The field was founded in 1983 by Ned Seeman, Ohayon said in a recent interview, and 40 years later, self-assembled DNA origami and nanostructures are being developed for things like trapping viruses, delivering cancer immunotherapies, and performing molecular computing.
The COVID-19 pandemic and the acceleration of mRNA vaccine technology have heightened interest in DNA and RNA nanostructures even more and opened “a new era of DNA and RNA nanotechnology,” Ohayon said.
Diagnostics using DNA nanostructures are one obvious potential application, and to his mind, this field will definitely produce new assays in the future. “It’s just a matter of time,” he said.

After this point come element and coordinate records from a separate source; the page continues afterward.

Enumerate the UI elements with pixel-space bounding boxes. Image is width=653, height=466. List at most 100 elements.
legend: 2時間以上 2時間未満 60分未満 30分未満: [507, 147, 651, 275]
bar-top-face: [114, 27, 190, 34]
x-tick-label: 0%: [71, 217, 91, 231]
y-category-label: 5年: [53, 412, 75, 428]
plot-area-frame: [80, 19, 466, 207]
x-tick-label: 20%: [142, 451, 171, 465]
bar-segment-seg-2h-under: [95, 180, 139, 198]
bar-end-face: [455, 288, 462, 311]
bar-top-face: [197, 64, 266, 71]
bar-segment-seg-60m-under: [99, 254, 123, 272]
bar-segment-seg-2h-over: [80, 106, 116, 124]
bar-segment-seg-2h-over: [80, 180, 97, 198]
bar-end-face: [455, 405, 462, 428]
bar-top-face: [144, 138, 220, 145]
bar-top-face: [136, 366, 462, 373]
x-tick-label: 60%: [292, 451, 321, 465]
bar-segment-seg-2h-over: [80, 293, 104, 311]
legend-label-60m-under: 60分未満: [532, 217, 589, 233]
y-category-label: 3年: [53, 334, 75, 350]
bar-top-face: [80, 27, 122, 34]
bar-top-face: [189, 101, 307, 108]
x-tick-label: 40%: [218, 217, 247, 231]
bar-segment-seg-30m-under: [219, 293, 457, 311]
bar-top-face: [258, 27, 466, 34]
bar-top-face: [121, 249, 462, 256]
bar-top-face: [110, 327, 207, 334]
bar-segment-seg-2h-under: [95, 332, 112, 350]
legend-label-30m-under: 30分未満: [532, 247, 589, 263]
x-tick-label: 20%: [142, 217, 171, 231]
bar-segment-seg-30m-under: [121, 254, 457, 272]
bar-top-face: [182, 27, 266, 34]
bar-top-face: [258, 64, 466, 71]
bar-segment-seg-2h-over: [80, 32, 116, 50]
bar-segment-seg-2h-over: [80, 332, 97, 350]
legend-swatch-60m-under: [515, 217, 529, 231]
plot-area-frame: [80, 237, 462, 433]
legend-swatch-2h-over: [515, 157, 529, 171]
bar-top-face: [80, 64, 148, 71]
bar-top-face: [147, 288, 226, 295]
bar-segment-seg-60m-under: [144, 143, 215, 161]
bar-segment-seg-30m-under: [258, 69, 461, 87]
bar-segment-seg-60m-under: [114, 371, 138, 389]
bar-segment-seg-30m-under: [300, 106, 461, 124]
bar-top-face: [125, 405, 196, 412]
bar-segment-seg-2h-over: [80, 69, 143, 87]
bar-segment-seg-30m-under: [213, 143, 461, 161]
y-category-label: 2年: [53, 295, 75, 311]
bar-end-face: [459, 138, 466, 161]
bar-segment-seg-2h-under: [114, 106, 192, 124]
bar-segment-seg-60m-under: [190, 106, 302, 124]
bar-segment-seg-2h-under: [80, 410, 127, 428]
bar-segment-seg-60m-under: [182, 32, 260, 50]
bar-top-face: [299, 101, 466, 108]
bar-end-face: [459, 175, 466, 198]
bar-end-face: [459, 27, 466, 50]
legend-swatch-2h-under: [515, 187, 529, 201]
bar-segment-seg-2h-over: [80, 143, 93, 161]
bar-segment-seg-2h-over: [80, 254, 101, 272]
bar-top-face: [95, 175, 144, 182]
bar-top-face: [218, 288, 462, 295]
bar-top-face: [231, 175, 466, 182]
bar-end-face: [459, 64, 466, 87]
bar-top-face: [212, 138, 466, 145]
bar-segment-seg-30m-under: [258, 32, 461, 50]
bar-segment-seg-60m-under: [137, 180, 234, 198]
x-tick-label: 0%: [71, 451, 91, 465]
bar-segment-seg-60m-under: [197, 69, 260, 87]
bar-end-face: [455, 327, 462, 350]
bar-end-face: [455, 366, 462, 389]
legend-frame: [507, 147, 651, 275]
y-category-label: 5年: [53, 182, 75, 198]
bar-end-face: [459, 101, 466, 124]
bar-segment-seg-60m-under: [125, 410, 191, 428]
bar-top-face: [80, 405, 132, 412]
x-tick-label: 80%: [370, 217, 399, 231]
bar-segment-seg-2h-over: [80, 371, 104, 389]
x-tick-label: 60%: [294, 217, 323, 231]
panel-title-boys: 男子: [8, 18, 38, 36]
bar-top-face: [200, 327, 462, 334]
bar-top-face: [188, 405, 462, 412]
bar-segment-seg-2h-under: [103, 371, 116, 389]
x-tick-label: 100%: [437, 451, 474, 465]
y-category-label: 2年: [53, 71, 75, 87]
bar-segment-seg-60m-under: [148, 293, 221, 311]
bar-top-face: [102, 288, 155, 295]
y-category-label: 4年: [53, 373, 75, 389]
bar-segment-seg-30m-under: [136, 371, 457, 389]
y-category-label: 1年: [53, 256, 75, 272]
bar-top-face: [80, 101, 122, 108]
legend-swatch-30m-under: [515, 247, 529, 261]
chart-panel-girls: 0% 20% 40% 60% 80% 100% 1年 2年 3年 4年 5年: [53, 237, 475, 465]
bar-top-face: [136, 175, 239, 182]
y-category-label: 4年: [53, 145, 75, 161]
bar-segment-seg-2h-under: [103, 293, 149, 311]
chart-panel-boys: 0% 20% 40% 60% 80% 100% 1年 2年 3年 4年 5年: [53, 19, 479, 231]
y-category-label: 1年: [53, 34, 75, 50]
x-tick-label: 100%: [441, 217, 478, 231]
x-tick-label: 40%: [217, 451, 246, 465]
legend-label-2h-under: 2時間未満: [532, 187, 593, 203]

To date, one of the challenges to nanostructure-based diagnostics has been related to the need to have a common device to read the structure and do the sensing, Alawami said. Other hurdles include having the know-how and intellectual property, and the difficulty in doing a technology push. “First comers need to work extremely hard to establish the scientific credibility and clinical reliability,” Alawami said.
Kocabey said that there are a few startups and medium-sized companies using DNA nanostructures already, including SomaLogic subsidiary Palamedrix, Tilibit, and Nanogami, which develop DNA origami products and DNA origami-based sensors. Oxford Nanopore also uses nanostructures for sequencing, he said.
For clinical diagnostics applications, specifically, Nanostring and Vizgen use DNA technology for biosensing, according to Alawami. However, these technologies are microscopy-based while the Cambridge Nucleomics technology is the first that is nanopore-based, he said.
“This gives us many advantages,” Alawami said, such as the ability to directly read individual molecules and sense highly concentrated molecules, and improved statistical analysis of the behavior of single biomolecules. “In principle, our process is simpler and faster, and we don’t suffer from optic limitations like photo bleaching,” he said.